Biraz daha zaman demenin tam zamanı demeden devam ettik yazmaya! Söz uçar yazı kalır sözleri düşünce olarak kalmadı ve hayatın içinden geçerken kitap olarak okurla buluştu. Küçürek hikayelerden oluşan 4. Kitabımız bu hafta çıkıyor. Hikaye kitabımın çıkmasına maddi ve manevi desteğini hiç esirgemeyen okurlarıma teşekkür ediyor ve keyifli okumalar diliyorum.
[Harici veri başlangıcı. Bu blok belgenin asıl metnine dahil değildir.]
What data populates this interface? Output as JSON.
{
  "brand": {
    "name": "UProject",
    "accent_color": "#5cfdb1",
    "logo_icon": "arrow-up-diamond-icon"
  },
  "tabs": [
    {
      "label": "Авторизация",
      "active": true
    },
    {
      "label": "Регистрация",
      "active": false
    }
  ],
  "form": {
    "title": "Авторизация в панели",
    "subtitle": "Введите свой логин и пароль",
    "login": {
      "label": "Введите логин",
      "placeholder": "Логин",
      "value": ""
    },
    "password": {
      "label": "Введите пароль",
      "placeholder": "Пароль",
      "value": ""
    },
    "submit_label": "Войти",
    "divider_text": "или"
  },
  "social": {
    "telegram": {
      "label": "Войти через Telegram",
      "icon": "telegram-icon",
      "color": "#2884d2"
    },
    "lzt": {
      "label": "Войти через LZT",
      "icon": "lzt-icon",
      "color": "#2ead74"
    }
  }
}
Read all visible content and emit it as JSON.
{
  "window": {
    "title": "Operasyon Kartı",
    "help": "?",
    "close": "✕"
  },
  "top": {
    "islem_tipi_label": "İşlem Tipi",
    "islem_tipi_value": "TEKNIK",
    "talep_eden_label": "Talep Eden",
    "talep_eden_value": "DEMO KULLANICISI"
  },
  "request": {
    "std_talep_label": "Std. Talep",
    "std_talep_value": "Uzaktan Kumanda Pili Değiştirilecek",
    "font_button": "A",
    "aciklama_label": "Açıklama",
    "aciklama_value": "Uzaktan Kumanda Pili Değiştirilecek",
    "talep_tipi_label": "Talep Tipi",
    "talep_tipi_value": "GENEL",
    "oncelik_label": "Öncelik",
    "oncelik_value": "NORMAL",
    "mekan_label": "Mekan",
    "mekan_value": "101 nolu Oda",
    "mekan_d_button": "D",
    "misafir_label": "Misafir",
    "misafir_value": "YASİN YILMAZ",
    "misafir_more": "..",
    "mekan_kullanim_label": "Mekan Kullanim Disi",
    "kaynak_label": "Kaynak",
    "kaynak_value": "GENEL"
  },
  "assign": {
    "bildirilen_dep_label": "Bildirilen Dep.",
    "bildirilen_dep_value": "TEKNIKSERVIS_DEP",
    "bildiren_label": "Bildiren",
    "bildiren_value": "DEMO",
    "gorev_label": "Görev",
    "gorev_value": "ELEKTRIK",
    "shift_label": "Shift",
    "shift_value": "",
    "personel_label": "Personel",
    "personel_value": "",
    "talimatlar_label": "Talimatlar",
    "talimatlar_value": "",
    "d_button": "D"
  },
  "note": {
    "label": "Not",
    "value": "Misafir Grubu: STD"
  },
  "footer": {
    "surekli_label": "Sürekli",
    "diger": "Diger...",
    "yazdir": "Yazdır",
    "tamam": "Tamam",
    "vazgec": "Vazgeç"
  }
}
"Hangi sese irkildin bașın iki elin arasında çığlık çığlığa? Dağlar denizlere paralel ve zirveleri gri duman kaplı, çağırsa mavi düşlerin için içine sığmayacak! “Haydi bașlasana bir yerden gelmeye” desen mevsim kış! Olur da bir gün, “Sen gelme, ben uğrayacağım ayak üstü” demeni çok bekledim... Ne sen geldin ne ben beklemekten vazgeçtim. Buraya kadar tamam gelinmez veya gidilmez günlerdeyiz. Hiç mi bunun yolu yordamı yok? Anlaşılan hiç yok, en azından şimdilik! Peki ne kadar zamanımız var? Biraz zamanımız var beklemeye! Taşlar bir bir yerine oturacak, oturmayanların üzerinden atlayıp geçeceğiz. Evet, yolların zorluğu bizi ürkütmez, gideceğimiz yolu bildikten sonra!"
Yukarıdaki satırlar kitabımdaki hikayelerin bir tanesinden alıntı yaparak siz okurlarım ile paylaşmak istedim. Yazmak güzel bir duygu, güzel yazmak başka güzel bir duygu, hem güzel yazmak ve bunu kitap haline getirip kalıcı olmasını sağlamak dünyanın en güzel duygularından bir tanesi!
İlki şiir kitabıyla bașlayan yazma heyecanım, fantastik mitoloji romanı ile devam etti, yetmedi mektuplardan oluşan deneme kitabı çıkardık ve ardından hikaye kitabı! Bu kadarla sınırlı kalınacak mı hayır, çünkü yazmaya başladığım iki kardeşin biyagrofik romanı var sırada! Allah izin verdiği sürece yazmaya devam edeceğim inșallah. Selam ve dua ile.